I can see where, to a degree, Civ V sort of moved away from that, but I just don't think that the execution lived up to whatever the design goal was -- to the extent there was a coherent goal, that is. I find that, for example, buildings don't give much bang for your buck, so you end up not needing to min/max, but more because you're not really...doing anything that would require it.

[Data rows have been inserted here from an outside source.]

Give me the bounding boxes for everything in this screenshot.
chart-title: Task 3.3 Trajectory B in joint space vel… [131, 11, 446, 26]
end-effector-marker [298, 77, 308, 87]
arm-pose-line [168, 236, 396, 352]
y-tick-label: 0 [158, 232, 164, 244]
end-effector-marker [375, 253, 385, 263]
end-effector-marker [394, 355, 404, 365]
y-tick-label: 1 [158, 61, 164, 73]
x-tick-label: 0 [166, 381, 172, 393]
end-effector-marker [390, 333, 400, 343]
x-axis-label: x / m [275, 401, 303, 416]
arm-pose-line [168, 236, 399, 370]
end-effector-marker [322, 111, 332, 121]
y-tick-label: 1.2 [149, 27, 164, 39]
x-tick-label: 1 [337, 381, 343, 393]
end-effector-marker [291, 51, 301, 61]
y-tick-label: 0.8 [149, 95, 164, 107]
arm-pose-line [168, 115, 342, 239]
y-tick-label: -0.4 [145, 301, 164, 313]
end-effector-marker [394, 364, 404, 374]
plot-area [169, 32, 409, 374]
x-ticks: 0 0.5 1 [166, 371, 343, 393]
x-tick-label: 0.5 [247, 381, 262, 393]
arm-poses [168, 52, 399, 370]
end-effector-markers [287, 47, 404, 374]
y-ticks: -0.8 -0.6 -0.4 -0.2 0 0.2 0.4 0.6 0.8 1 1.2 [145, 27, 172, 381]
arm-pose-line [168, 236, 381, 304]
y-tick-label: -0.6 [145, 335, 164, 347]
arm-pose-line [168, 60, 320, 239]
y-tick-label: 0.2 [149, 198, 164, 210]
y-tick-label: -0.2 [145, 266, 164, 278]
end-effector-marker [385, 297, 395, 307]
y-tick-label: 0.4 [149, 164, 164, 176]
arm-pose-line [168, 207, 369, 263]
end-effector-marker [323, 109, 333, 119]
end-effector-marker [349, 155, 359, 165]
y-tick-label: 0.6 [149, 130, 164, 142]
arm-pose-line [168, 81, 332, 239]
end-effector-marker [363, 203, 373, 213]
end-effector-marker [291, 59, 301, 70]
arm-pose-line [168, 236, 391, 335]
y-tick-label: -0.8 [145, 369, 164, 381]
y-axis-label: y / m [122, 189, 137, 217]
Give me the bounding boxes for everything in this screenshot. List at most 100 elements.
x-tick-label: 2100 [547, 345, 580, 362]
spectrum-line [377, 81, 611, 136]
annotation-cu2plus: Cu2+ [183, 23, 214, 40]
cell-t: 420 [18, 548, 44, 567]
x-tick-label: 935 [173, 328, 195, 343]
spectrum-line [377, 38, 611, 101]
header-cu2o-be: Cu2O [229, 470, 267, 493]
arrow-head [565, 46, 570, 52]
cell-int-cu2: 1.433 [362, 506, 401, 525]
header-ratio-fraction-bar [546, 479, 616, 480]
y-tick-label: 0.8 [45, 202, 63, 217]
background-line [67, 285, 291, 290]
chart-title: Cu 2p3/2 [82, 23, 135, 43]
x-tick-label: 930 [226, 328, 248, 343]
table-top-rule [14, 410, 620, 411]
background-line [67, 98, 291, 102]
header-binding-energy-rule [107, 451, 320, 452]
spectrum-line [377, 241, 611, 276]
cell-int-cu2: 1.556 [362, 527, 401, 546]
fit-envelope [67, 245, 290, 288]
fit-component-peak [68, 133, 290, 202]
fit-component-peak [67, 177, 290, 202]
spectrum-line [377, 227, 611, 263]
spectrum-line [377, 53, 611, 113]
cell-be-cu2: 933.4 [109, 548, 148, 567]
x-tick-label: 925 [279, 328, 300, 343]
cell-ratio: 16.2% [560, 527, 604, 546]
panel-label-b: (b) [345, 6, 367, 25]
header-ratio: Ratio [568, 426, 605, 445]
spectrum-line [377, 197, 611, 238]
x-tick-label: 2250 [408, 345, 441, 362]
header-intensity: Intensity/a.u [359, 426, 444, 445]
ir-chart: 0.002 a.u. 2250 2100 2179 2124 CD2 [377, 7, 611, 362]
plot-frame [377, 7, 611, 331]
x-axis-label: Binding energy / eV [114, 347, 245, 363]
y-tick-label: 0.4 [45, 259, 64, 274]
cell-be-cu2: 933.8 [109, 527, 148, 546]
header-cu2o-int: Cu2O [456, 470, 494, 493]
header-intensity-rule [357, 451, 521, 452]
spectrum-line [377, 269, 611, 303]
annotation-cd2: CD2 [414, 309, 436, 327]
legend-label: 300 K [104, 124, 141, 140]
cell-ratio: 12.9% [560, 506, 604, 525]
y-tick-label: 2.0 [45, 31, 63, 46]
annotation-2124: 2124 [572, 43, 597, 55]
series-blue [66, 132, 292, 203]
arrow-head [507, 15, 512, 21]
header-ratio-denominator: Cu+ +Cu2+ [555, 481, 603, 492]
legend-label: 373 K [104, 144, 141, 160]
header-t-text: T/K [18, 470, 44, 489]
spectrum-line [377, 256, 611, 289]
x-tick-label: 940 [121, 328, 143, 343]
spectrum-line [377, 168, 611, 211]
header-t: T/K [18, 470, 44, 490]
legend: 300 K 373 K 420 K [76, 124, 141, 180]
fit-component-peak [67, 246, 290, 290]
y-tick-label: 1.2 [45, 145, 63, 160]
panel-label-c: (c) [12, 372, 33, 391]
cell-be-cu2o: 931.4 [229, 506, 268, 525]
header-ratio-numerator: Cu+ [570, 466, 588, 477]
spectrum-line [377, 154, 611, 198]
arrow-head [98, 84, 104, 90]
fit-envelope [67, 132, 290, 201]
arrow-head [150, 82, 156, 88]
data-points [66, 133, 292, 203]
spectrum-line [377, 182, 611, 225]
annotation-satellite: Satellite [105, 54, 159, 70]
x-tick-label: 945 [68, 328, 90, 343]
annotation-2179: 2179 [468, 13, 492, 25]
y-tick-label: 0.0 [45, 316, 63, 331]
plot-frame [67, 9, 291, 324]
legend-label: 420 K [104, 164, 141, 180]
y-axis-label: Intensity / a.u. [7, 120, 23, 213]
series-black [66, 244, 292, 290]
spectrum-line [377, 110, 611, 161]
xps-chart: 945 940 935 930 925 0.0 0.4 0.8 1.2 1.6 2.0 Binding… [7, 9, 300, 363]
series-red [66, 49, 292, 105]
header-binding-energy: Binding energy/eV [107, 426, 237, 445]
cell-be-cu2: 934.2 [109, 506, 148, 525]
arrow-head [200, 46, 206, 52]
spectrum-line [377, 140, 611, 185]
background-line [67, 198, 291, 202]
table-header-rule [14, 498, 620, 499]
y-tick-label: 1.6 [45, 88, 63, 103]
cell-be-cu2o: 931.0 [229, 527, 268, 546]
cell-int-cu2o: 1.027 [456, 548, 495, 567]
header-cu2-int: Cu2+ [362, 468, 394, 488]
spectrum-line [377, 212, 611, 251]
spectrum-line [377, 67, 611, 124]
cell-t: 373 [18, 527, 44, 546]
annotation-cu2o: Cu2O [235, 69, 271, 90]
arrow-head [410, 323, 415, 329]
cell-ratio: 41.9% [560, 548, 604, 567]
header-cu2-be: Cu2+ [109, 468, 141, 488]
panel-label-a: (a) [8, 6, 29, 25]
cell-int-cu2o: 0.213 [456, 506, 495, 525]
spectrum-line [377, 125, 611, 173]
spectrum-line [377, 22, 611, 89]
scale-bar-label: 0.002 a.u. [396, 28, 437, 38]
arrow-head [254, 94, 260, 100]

I wish that Civ V was as you described it, but to me, it's as if they stripped out the micromanagement elements more by accident (by making more stuff less useful to build, so you always have plenty of resources to spend), and not filling that gap with much else. It's a lot of (in my experience) clicking "next turn" and just waiting for something to happen. So, for me, they (inadvertently? On purpose?) got rid of much of the micromanagement, but it hasn't been replaced by grand "The empire shall do XYZ. This I decree!" decisions. It's just less stuff to do. Also, while I didn't like the micromanagement element of the earlier Civ games, there were still more consequential decisions to be made. Do I build this, or do I build that? To some extent, the game mechanics that gave rise to micromanagement were an effort to make those choices meaningful. So, sure, you can build [building A], but if oyu do that, you'll probably waste production that could've gone into [building B] instead. But [building A] takes less time to make and grants a lower bonus, while [building B] takes far longer, but has a huge bonus. The micromanagement developed as a way to make those choices LESS impactful and to game the system (which was already gaming you by having a finger on the scale, so to speak). Another reason why I find EU3 more entertaining -- the AI doesn't "cheat."
Civ is not, never has been, nor really ever can be a series fanatically devoted to serving historical realism because the whole of human history is too big to fit realistically into one set of game mechanics; that's where your Europa Universalis-es and Victorias and Hearts of Irons step in, one era at a time. Civ has always been steeped in its boardgame roots, and I really think this iteration is a breath of fresh air by being honest and embracing those roots, in a way that I think really works.
Exactly, but no.
Exactly in the sense that Civ isn't about historical realism, and other franchises are (which is why they're broken into smaller eras). No, because basically I disagree with how Civ V ends up approaching this. If that was the design goal, I think it's laudable. However, I find the execution lacking. That's just my personal take on how the game plays. I definitely appreciate your post, though, and agree with a lot of what you had to say.